A journey is all it takes to build a character.
I believe that we all have a journey we must traverse and struggles we must overcome in order to achieve the greatness we dream for ourselves. The length of the path we take varies, but we all could use a bit of help, understanding, and patience, especially from ourselves.
I’m here to share my journey and retrospection along the way, learning and accepting my entire self.
My name is Roxanne and I am a writer, and artist based in California.
I create worlds using both mediums to convey my mental health journey for personal retrospection and as a resource for others who may be going through a similar journey.
I believe in openly discussing the hardships of dealing with depression (and other mental roadblocks) and the ‘hows’ to get on with life. As a self-employed artist, I want to show how it is possible to function.
To commemorate different times in my life, I went for the artist name “Juniper Vela” which has the intended meaning renewed life based on the character of my creation “Juniper Vela Black”.
her story is
Creating Juniper’s existence in the world of the Harry Potter series was like a lifeline. She kept me afloat and helped me continue to love the things that I create.
The story is about a girl’s death and how that came be her chosen fate.
It had been my chosen fate at one point too.
However, we both come to learn the importance of love.
The three “Junes”
1. June the protagonist of the manhwa, Girl Queen by Kim Yeon-Joo.
2. Juniel of Unda from the Lighting Tree Universe.

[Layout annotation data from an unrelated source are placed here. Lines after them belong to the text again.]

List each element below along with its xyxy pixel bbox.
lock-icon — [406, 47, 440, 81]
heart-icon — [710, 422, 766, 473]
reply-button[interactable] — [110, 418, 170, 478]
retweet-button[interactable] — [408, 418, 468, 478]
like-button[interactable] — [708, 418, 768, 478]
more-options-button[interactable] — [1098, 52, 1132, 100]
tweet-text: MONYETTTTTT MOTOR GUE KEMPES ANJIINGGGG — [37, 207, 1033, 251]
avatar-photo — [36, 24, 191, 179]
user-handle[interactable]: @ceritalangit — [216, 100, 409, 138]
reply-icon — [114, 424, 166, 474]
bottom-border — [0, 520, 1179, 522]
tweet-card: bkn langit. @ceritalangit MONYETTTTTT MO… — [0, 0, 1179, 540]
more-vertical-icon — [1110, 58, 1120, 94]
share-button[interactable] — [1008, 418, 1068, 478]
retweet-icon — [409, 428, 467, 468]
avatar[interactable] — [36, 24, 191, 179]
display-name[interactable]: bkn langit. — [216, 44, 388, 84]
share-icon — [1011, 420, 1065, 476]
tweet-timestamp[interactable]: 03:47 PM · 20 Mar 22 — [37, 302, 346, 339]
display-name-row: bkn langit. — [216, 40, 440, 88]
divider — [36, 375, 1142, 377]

3. Juniper Vela Black from my Harry Potter Fanfic, The Tale of the Juniper Tree.
I started reading the Harry Potter series at a time when my life felt like a jumbled mix of things I couldn’t understand. I couldn’t talk to anyone. It quickly became a refuge for me. Along the way, I joined the community head on. Writing and creating grounded me.
I wish as well as everybody else to be perfectly happy, but, like everybody else, it must be in my own way.
– Jane Austen; Sense and Sensibility
I struggled during my early twenties to define who I am as a person, my beliefs, my dreams, and what I wanted in life. This struggle built up over time, causing more doubt and questions rather than answers.
As a result, I dropped out of college due to the mental gymnastics I was constantly doing, including dealing with impostor syndrome. It was a time when social media was barely budding and no one was there to talk to, no one to feel connected with, in our struggles. I felt alone.
Not knowing who to turn to and where to start, I looked at myself. I didn’t like the reflection facing me, and that’s how my journey to self-love began. It’s how I learned patience, understanding, and sympathy for all that I had gone through.
I continue to appreciate the younger me who width-stood when she thought she couldn’t. I applaud her for her perseverance and tenacity. And I hope to impart the pieces of her I strive to nourish.